Сейчас через щели в досках можно было видеть, как в деревне догорали последние костры. Почти все ваикато уже разбрелись по хижинам, и только изредка тишину нарушал гортанный клич то ли дозорного, то ли просто неугомонного вояки, чей пыл не умерила ночная прохлада.
Из разговоров стражи Генри понял, что Хеухеу-о-Мати уже сообщено о пленных и что, едва кончится военный совет, он пожалует сюда, чтобы взглянуть на них. Но вождь все не шел. Злые спазмы в желудке напоминали Генри, что он ничего не ел с самого утра. Но он знал наверняка, что в присутствии Тауранги, даже умирая от голода, не попросит еды у его врагов.
За время заточения в амбаре Генри даже не пытался заговорить с сыном Те Нгаро, который неподвижно лежал с ним голова к голове на кисло пахнущей соломе. До прихода вождя Генри не хотел посвящать его в свой план, ибо нет ничего хуже несбывшейся надежды. Решение вождя определит их судьбу, и тогда станет ясно, оправдан ли риск, связанный с замыслом, который Генри вынашивал с первых минут заключения в амбаре.
Молча слушая однообразные пререкания глупых стражников, пересчитывающих своих дедов и прапрадедов, они лежали на прелой соломе еще очень долго, пока не услышали, наконец, звуки шагов.
— Что вы можете сказать о двух пленных крысах? — раздался за стеной звучный голос. — Плачут ли они? Просят ли воды и пищи?
Слышно было, как человек, произнесший эти слова, усаживается на землю.
— Нет, Тириапуре, совсем нет, — торопливо отозвался голос одного из стражников. — Трусливые собаки от злости откусили себе языки.
— Хи-хи! — льстиво засмеялся второй. — Я уже начал думать, что они подохли от страха.
— Они непременно подохнут, — с готовностью подхватил первый стражник, — когда увидят сегодня великого Хеухеу-о-Мати.
— Сегодня уже не увидят, — грубо оборвал подошедший. — Вождь не желает отвлекать свой ум от высоких дум. До восхода солнца он не придет сюда.
Некоторое время они значительно молчали. Затем прозвучал властный голос Тириапуре:
— Пеурати, сбегай за огнем. Я хочу взглянуть на пленных псов.

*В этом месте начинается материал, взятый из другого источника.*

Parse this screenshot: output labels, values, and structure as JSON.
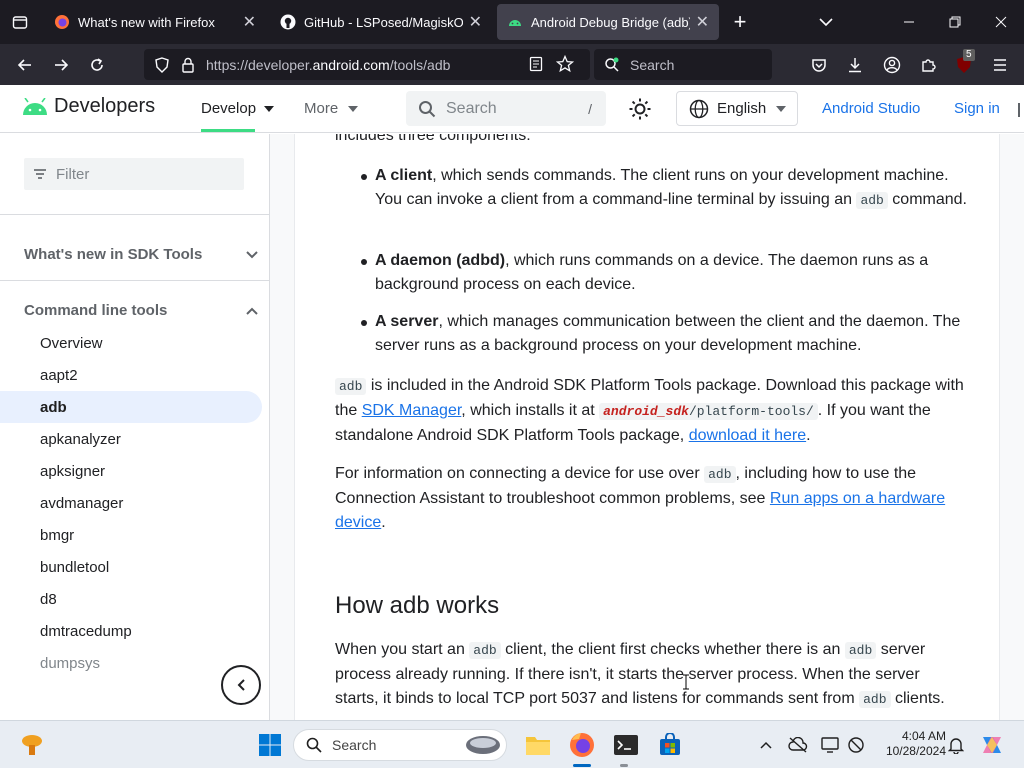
{
  "browser": {
    "tabs": [
      {
        "title": "What's new with Firefox",
        "icon": "firefox-icon",
        "active": false
      },
      {
        "title": "GitHub - LSPosed/MagiskOnWSA",
        "icon": "github-icon",
        "active": false
      },
      {
        "title": "Android Debug Bridge (adb) | A",
        "icon": "android-icon",
        "active": true
      }
    ],
    "url_host_prefix": "https://developer.",
    "url_host": "android.com",
    "url_path": "/tools/adb",
    "search_placeholder": "Search",
    "extension_badge": "5"
  },
  "site": {
    "logo_text": "Developers",
    "nav": [
      {
        "label": "Develop",
        "active": true
      },
      {
        "label": "More",
        "active": false
      }
    ],
    "search_placeholder": "Search",
    "search_shortcut": "/",
    "language": "English",
    "android_studio": "Android Studio",
    "sign_in": "Sign in"
  },
  "sidebar": {
    "filter_placeholder": "Filter",
    "section1": "What's new in SDK Tools",
    "section2": "Command line tools",
    "items": [
      {
        "label": "Overview"
      },
      {
        "label": "aapt2"
      },
      {
        "label": "adb"
      },
      {
        "label": "apkanalyzer"
      },
      {
        "label": "apksigner"
      },
      {
        "label": "avdmanager"
      },
      {
        "label": "bmgr"
      },
      {
        "label": "bundletool"
      },
      {
        "label": "d8"
      },
      {
        "label": "dmtracedump"
      },
      {
        "label": "dumpsys"
      }
    ]
  },
  "content": {
    "intro_tail": "includes three components:",
    "b1": {
      "bold": "A client",
      "t1": ", which sends commands. The client runs on your development machine. You can invoke a client from a command-line terminal by issuing an ",
      "code": "adb",
      "t2": " command."
    },
    "b2": {
      "bold": "A daemon (adbd)",
      "t1": ", which runs commands on a device. The daemon runs as a background process on each device."
    },
    "b3": {
      "bold": "A server",
      "t1": ", which manages communication between the client and the daemon. The server runs as a background process on your development machine."
    },
    "p1": {
      "code1": "adb",
      "t1": " is included in the Android SDK Platform Tools package. Download this package with the ",
      "link1": "SDK Manager",
      "t2": ", which installs it at ",
      "code_var": "android_sdk",
      "code_path": "/platform-tools/",
      "t3": ". If you want the standalone Android SDK Platform Tools package, ",
      "link2": "download it here",
      "t4": "."
    },
    "p2": {
      "t1": "For information on connecting a device for use over ",
      "code": "adb",
      "t2": ", including how to use the Connection Assistant to troubleshoot common problems, see ",
      "link": "Run apps on a hardware device",
      "t3": "."
    },
    "heading": "How adb works",
    "p3": {
      "t1": "When you start an ",
      "code1": "adb",
      "t2": " client, the client first checks whether there is an ",
      "code2": "adb",
      "t3": " server process already running. If there isn't, it starts the server process. When the server starts, it binds to local TCP port 5037 and listens for commands sent from ",
      "code3": "adb",
      "t4": " clients."
    }
  },
  "taskbar": {
    "search_placeholder": "Search",
    "time": "4:04 AM",
    "date": "10/28/2024"
  }
}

— Хорошо, Тириапуре, хорошо!..
Через полминуты щели в стене осветились: видно, услужливый Пеурати вернулся от костра с головней или горящей веткой. Сильный толчок отворил низенькую дверцу амбара. Сначала просунулась рука с чадящим факелом, вслед за ней показалась голова.

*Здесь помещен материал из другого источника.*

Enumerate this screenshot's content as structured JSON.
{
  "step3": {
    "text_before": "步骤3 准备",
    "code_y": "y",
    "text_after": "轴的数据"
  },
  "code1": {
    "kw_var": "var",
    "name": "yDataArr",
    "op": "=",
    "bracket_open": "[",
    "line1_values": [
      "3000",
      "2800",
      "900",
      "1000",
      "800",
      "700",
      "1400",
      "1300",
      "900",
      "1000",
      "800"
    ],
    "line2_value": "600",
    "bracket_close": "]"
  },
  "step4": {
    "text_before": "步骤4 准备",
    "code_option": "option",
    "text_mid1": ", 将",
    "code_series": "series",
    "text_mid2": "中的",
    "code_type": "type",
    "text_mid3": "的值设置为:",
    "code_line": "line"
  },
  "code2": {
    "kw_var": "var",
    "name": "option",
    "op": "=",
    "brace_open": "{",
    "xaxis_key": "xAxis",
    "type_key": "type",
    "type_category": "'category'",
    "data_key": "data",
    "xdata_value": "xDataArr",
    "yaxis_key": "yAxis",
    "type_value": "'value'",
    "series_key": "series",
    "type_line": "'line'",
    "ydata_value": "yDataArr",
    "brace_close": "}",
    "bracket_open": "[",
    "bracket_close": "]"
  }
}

Должно быть, Тириапуре был знатным ваикато: такой замысловатой татуировки Генри еще не видел.
Три крутые спирали, уходящие от каждой глазницы к губам, к вискам и, через щеки, к подбородку, придавали его молодому, чуть скуластому лицу выражение свирепости. Впрочем, глаза воина производили еще большее впечатление: в них светилась воля, жестокость и ум.
Подсвечивая факелом, воин внимательно осмотрел узлы на руках и ногах пленных, погасил несколько упавших на них искр и, презрительно усмехаясь, выбрался наружу.
— Вы будете охранять их всю ночь, — прозвучал его начальственный голос. — Они крепко связаны, это хорошо.
— О, Тириапуре, мы так сильно, сильно устали, — в унынии простонал один из стражников, но знатный маори, видимо, не привык повторять приказания.
Зашуршали шаги: Тириапуре удалился.
Ждать пришлось еще долго: оба охранника никак не могли уснуть, ворочались и недовольно бурчали. И лишь когда к свистящему посапыванию одного стражника присоединился храп другого, Генри осторожно повернулся с живота на бок, вытянул шею и, почти касаясь губами уха Тауранги, прошептал:
— Нож! У меня в башмаке нож…
«Башмак» он произнес по-английски: в языке маори этого слова нет.
Не слишком уверенный, понял ли его Тауранги, Генри торопливо зашептал:
— Лежи спокойно. Я достану нож и освобожу твои руки. Ты сможешь убежать. Я останусь здесь. Моя нога болит. Я не смогу.
Тауранги слушал затаив дыхание. Несколько минут он молчал, думая.
— Нет, Хенаре, нет, нет, нет… — послышался, наконец, его горячий шепот. — Я не брошу тебя, нет. Я унесу тебя на плечах, но не оставлю у этих голодных собак…
— Молчи! — в сердцах перебил Генри. — Не будь глупцом. Я англичанин, пакеха. Они не посмеют меня убить. Сообщи моему отцу, он выкупит меня. Прошу тебя, друг, делай, как я скажу. Лежи тихо!..
Не дожидаясь ответа, Генри согнул ногу в колене и резким движением стопы сбросил башмак. Извиваясь как червяк и стараясь при этом не шуршать соломой, он дотянулся до башмака связанными руками, запустил в него пальцы и ухватил нож.
— Повернись спиной, — тихо приказал он Тауранги.